ICS penetration testing — the controls layer itself. PLCs, RTUs, SCADA servers, HMI workstations, process historians, and Safety Instrumented Systems (SIS). Protocol-aware tooling for Modbus, DNP3, Profinet, EtherNet/IP, and OPC-UA. The buyer is typically a controls engineer, a process safety lead, or a CISO with audit pressure. The methodology is mapped explicitly to IEC 62443-3-3 and IEC 62443-4-2.
Both specialties operate under the same non-negotiable: zero impact on production. Active exploitation only against vendor-spare lab units, never against production controllers. Passive observation against live segments. Change windows for any test that touches boundary devices. Operations holds a kill switch that halts all testing within 60 seconds.
When to bring Cascadia in
Three situations come up often enough to be worth flagging:
Your client’s scope expands into OT. A client running a SOC 2 program adds a manufacturing facility, a data center, or a critical infrastructure tenant. The auditor wants the OT environment in scope but the client’s usual MSP and pentest vendor do not have OT capability. This is the most common Cascadia engagement: an MSP refers the OT scope to Cascadia, keeps the IT pentest in-house, and presents a unified compliance package to the client.
Your client is a Pacific Northwest data center, manufacturer, or utility. Cascadia is regionally focused on Oregon, Washington, and Idaho — the hyperscale corridor (Hillsboro, Prineville, Boardman, Umatilla, The Dalles, Quincy WA), Pacific Northwest manufacturers (food & beverage, semiconductor, paper & pulp, metals, aerospace), and PNW water and hydropower utilities. On-site engagements anywhere in the region are standard.
Your client’s cyber insurance underwriter or auditor is asking for an ICS-specific pentest.

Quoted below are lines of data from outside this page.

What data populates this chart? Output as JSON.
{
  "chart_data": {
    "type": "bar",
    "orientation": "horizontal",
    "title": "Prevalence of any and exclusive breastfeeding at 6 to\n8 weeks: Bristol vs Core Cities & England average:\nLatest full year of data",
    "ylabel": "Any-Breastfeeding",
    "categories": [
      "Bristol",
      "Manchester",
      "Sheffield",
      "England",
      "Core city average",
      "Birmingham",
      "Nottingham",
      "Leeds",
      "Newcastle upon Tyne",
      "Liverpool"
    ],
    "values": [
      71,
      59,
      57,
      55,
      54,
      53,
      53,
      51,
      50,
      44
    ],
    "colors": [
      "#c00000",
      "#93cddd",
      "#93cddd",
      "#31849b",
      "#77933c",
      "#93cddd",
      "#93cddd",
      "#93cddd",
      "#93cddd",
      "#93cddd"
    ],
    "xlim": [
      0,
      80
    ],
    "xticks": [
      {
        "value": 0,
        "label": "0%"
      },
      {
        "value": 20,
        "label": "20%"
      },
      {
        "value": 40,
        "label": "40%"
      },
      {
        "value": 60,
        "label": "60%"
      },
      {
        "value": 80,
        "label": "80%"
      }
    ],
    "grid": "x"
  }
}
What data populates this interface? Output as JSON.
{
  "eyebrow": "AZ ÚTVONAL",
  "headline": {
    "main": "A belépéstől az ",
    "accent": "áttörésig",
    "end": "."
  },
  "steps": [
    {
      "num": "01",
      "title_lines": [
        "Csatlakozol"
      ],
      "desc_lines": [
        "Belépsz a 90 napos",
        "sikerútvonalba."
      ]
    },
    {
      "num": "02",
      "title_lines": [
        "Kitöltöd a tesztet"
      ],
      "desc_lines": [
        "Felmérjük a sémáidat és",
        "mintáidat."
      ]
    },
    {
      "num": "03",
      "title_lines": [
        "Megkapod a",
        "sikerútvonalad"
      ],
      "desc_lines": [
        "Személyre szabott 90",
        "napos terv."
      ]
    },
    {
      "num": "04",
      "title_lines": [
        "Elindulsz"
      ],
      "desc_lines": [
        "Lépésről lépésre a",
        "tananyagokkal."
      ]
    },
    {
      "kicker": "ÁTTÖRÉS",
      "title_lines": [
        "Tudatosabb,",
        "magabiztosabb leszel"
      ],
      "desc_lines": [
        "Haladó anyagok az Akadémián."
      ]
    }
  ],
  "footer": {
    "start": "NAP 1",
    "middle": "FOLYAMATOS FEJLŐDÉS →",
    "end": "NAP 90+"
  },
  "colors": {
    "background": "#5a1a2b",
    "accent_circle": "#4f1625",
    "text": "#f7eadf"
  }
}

A growing number of underwriters now require an ICS-specific penetration test — not a generic IT pentest with industrial assets in scope — before they will renew or write a policy on a facility with significant OT exposure. Cascadia’s reports are written specifically to satisfy that requirement, with explicit IEC 62443 control mapping.
How the referral works
For MSP partners: introduce the client by email or a quick three-way call. Cascadia handles scoping directly with the client’s operations team. We protect the MSP relationship — Cascadia is positioned as your specialist sister practice, not a competing vendor.
For direct clients: contact Cascadia at hello@cascadiaots.com or use the briefing form at cascadiaots.com. The first conversation is a 30-minute scoping discussion with the practice team. No sales engineer in the loop — you talk to the people who will actually run the engagement.
What does not change for MSP Pentesting
MSP Pentesting continues as the channel-only IT pentest practice. Same wholesale pricing, same white-label reporting, same partner program. Cascadia is not absorbing or reshuffling any of that. If your client’s scope is IT — external network, internal network, web app, cloud, Wi-Fi, social engineering — you are still working with us directly through the partner program.
If you have a client whose scope is creeping into OT and you want a quick sanity check on whether Cascadia is the right call, send us a note. We will read the scope and tell you honestly whether it is something Cascadia should handle or whether it can stay in the IT pentest envelope.
Welcome to the family, Cascadia. Now go make the Pacific Northwest’s critical infrastructure measurably harder to attack.